Öykü: Marş
"Ağzımıza kadar heves doluyuz, dudak payı bırakmamışız telaştan, kaygı tufanından kaçarken."
Gizem Sayacan
Karlı bir sabah. Sabah, sevdiğimiz bir ülkede. Ülke, hayal dünyamızın kuzeyinde. Ağzımıza kadar heves doluyuz, dudak payı bırakmamışız telaştan, kaygı tufanından kaçarken. Hangisi yalan, hangisi gerçek bilemiyorum diyorum ben. Sen anlamıyosun. Senin keyfin yerindeyken, bazı şeyleri anlamayalım istiyosun. Yalnız ikimize ait Yaşayalım Gitsin Be Ülkesinin marşını söylüyosun. Sorumu senden geri alıp, fener tutar gibi içime döndürüyorum, içimde döndürüyorum.

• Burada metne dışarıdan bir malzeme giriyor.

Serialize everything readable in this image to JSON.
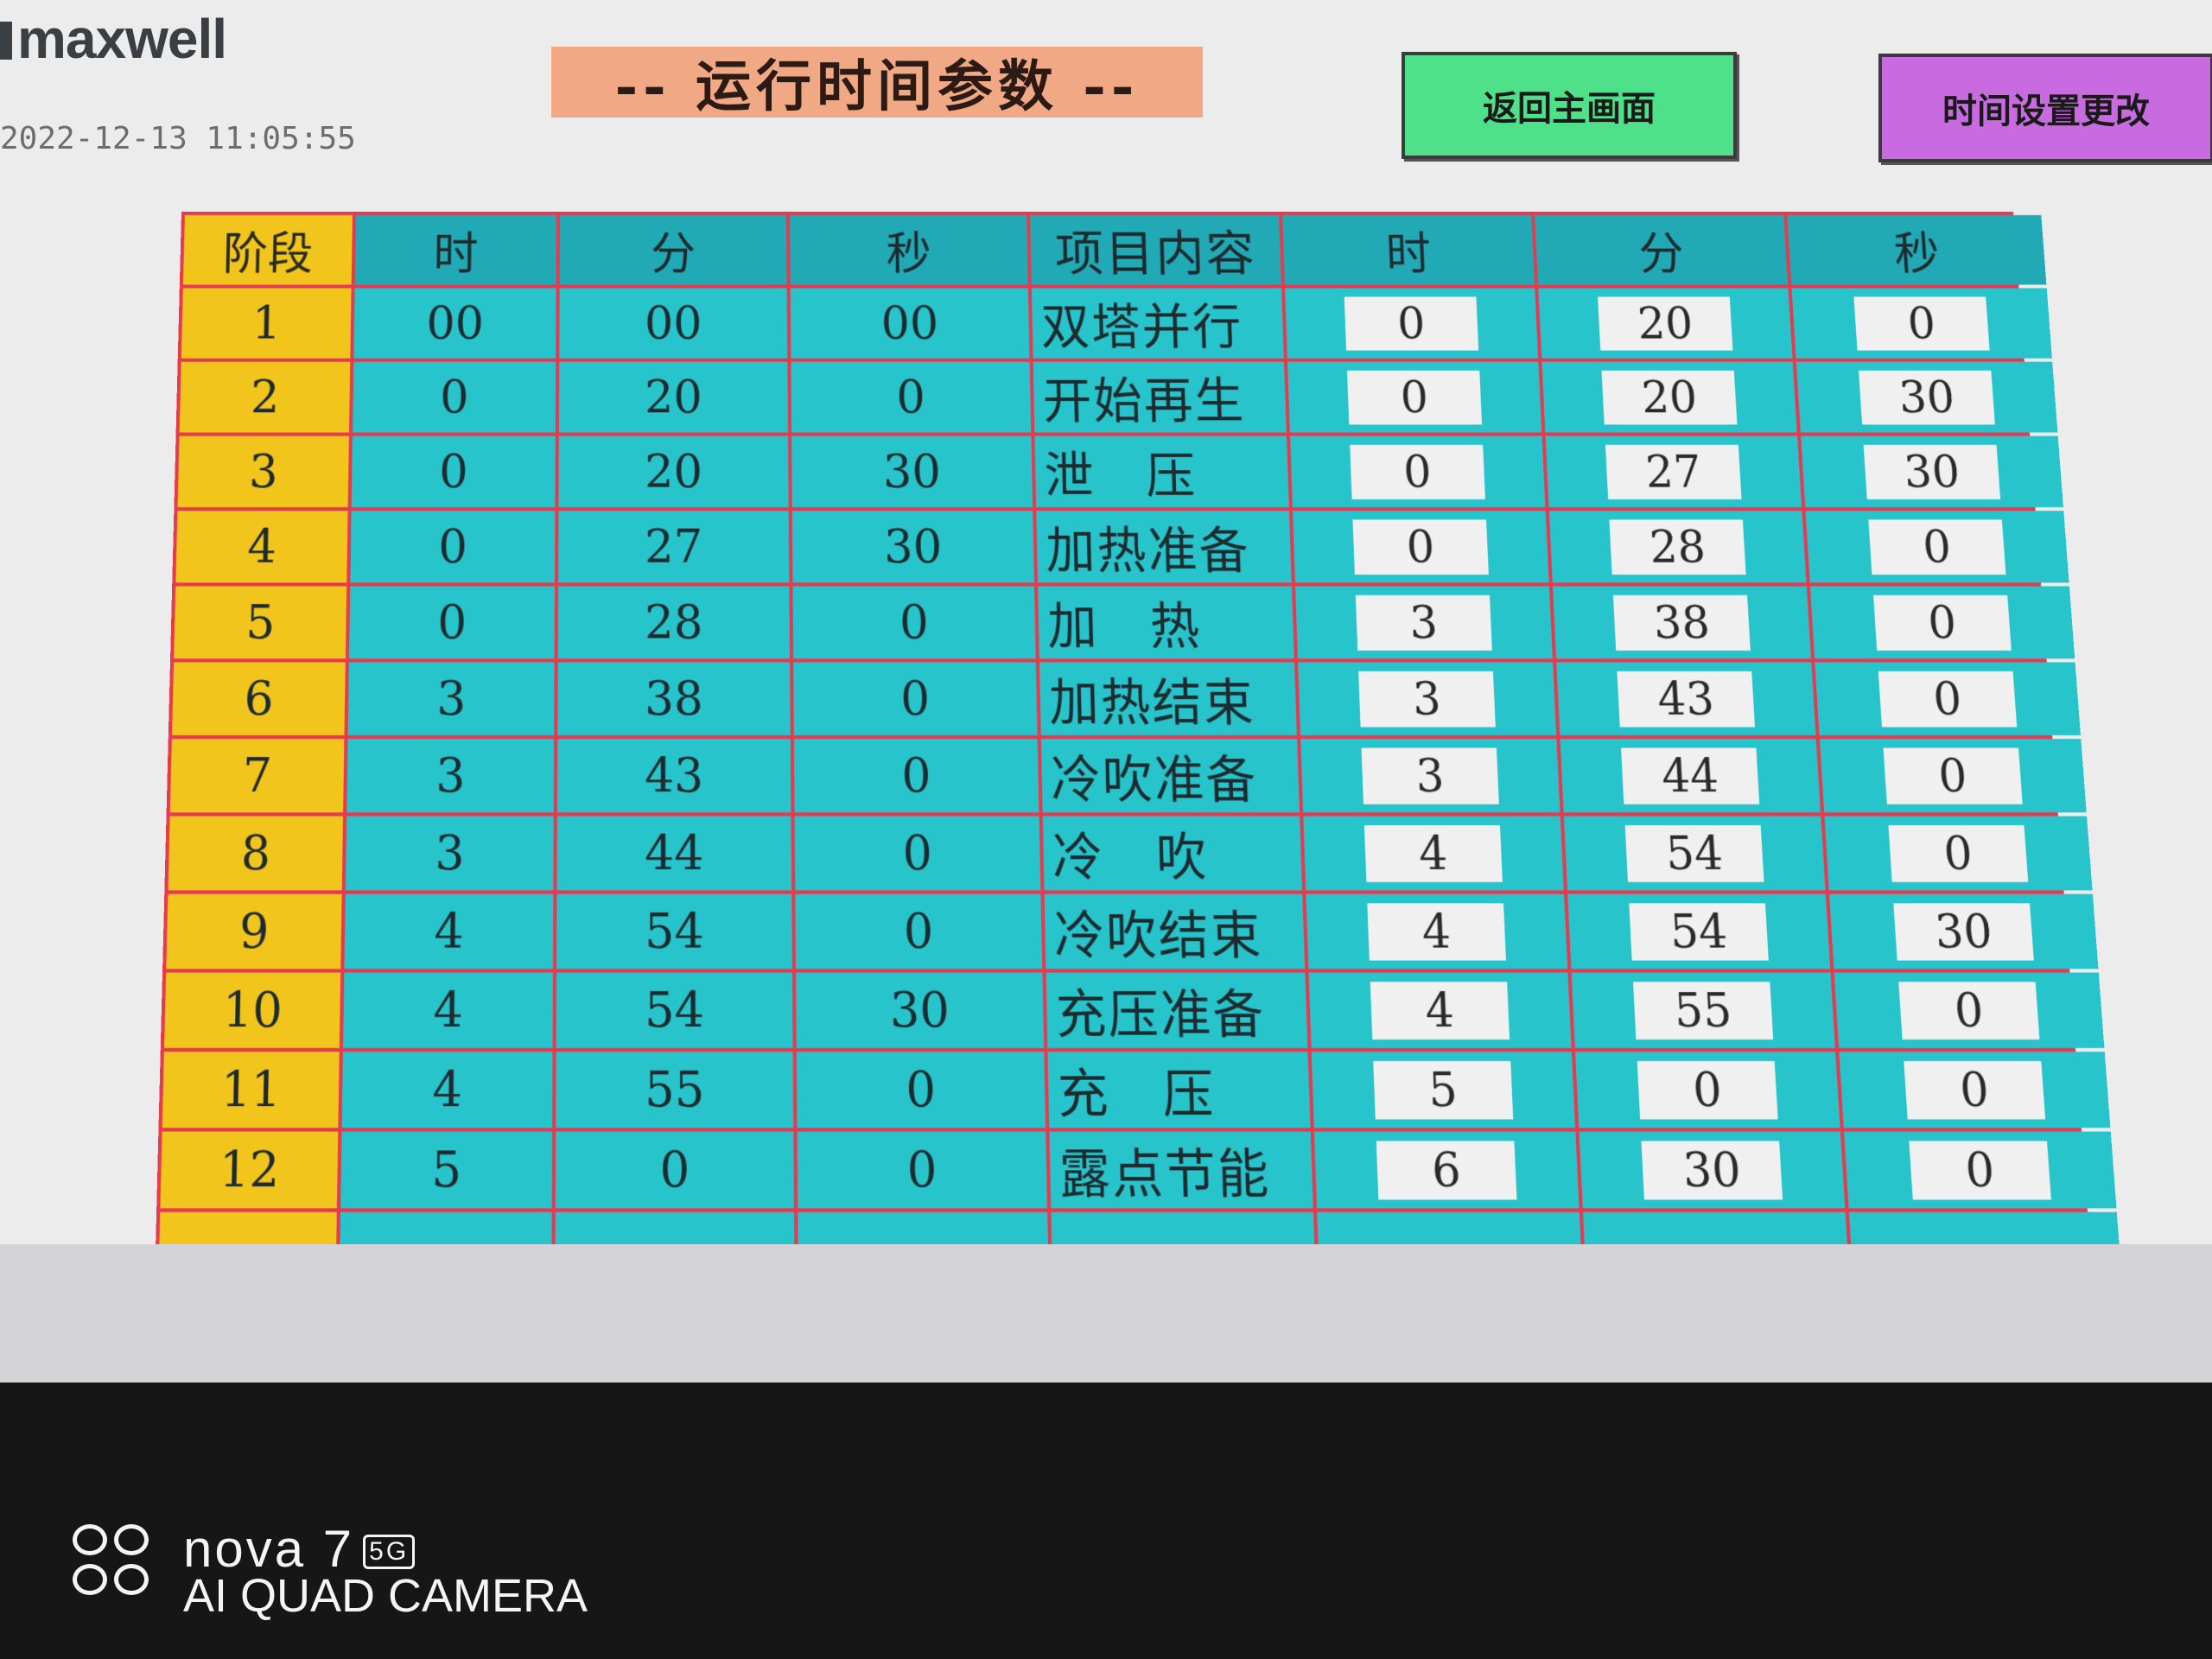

Evimizden uzaktaki bu yakınlık mı, evimizin içindeki uzaklık mı tutunacağım güvenli ip şimdi benim yani diyorum.. İnceden ufak bir ışık sızsın, uyanık tutsun, deneyim sofrasından kalkarken sağı, solu az buçuk görebileyim istiyorum. Hayal ülkesinde bile bekçisiyim kendimin. Çan sesine doğru kaçırıyorsun marşlı bakışını. Peki diyorum. Ağzıma tadı, yüzüme soğuğu, kulağıma çanı saklayıp, kalıyorum anın içinde. Kayıtlara alıyorum her detayı. Evde ayırırım nasılsa yakınlığı, yalanı, uzaklığı, hakikati birbirinden. Eve iş getirmeyi severim beni biliyosun. Ben de kaçırıyorum gözlerimi çana doğru bir seferlik. Koyuyorum kenara ayıklık şapkamı, ülkeden çıkarken, unutturmayız nasılsa birbirimize. Şimdilik çana doğru, el ele, soluklanıyoruz. Yaşasın diyoruz uzaktaki buz gibi yakınlığımız. Yalan yok, iyi de geliyor, marşı son ses açıyoruz.